While it’s been more than a decade since Green first went on public-access cable, the style of programming he helped pioneer is still in its infancy. As the Internet evolves, it will become only more prominent; nothing else delivers the same bang for the buck. In the same way that traditional print-media operations, with their large staffs, cumbersome production processes, and expensive payrolls, are trying to find success while competing against bloggers, who can amass sizable audiences at virtually no cost, traditional TV producers will also face the democratizing wrath of the Internet.

When prime-time audiences ultimately splinter into pieces too small to underwrite the likes of Lost or even the Amazing Race, producers will turn to the kinds of shows that can aggregate eyeballs on a budget.

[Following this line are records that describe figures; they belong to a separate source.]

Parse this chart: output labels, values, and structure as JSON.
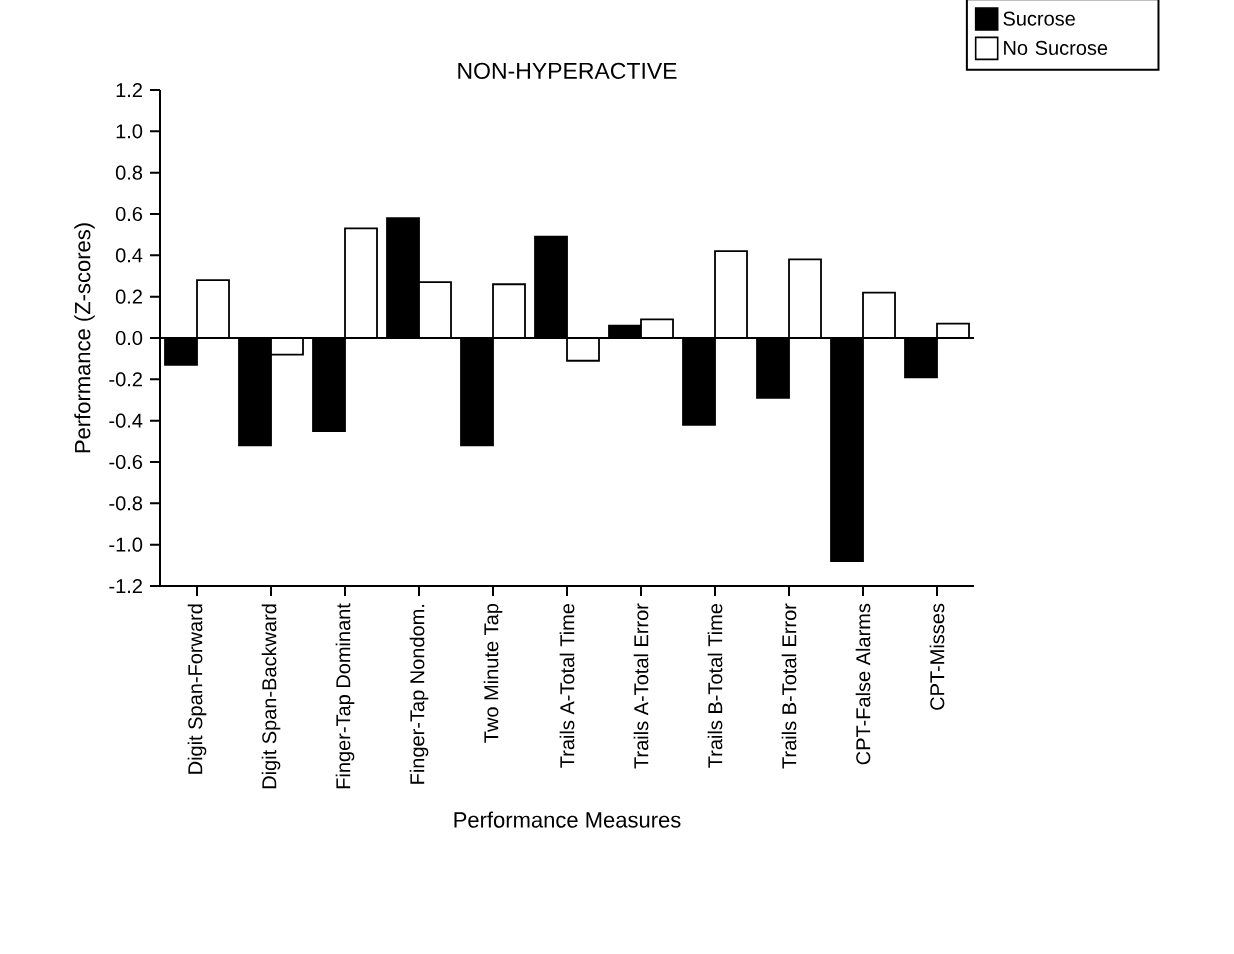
{
  "chart_data": {
    "type": "bar",
    "title": "NON-HYPERACTIVE",
    "xlabel": "Performance Measures",
    "ylabel": "Performance  (Z-scores)",
    "categories": [
      "Digit Span-Forward",
      "Digit Span-Backward",
      "Finger-Tap Dominant",
      "Finger-Tap Nondom.",
      "Two Minute Tap",
      "Trails A-Total Time",
      "Trails A-Total Error",
      "Trails B-Total Time",
      "Trails B-Total Error",
      "CPT-False Alarms",
      "CPT-Misses"
    ],
    "series": [
      {
        "name": "Sucrose",
        "color": "#000000",
        "values": [
          -0.13,
          -0.52,
          -0.45,
          0.58,
          -0.52,
          0.49,
          0.06,
          -0.42,
          -0.29,
          -1.08,
          -0.19
        ]
      },
      {
        "name": "No Sucrose",
        "color": "#ffffff",
        "values": [
          0.28,
          -0.08,
          0.53,
          0.27,
          0.26,
          -0.11,
          0.09,
          0.42,
          0.38,
          0.22,
          0.07
        ]
      }
    ],
    "ylim": [
      -1.2,
      1.2
    ],
    "yticks": [
      -1.2,
      {
        "value": -1,
        "label": "-1.0"
      },
      -0.8,
      -0.6,
      -0.4,
      -0.2,
      {
        "value": 0,
        "label": "0.0"
      },
      0.2,
      0.4,
      0.6,
      0.8,
      {
        "value": 1,
        "label": "1.0"
      },
      1.2
    ],
    "ref_lines": [
      {
        "axis": "y",
        "value": 0
      }
    ],
    "legend": "top right"
  }
}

In Nielsen terms, the twenty-five thousand nightly viewers at TomGreen.com is nothing; but what other regular producer of independent programming for the web—one that doesn’t involve naked women—can claim such numbers? Just a few years ago, few people believed that independent amateurs like DailyKos.com and Instapundit.com could crash the insular world of the news media elite in any significant way, but now, major players like Time and the New York Times have adopted the tools, techniques, and attitudes that such bloggers pioneered. Once again, Tom Green finds himself ahead of the curve.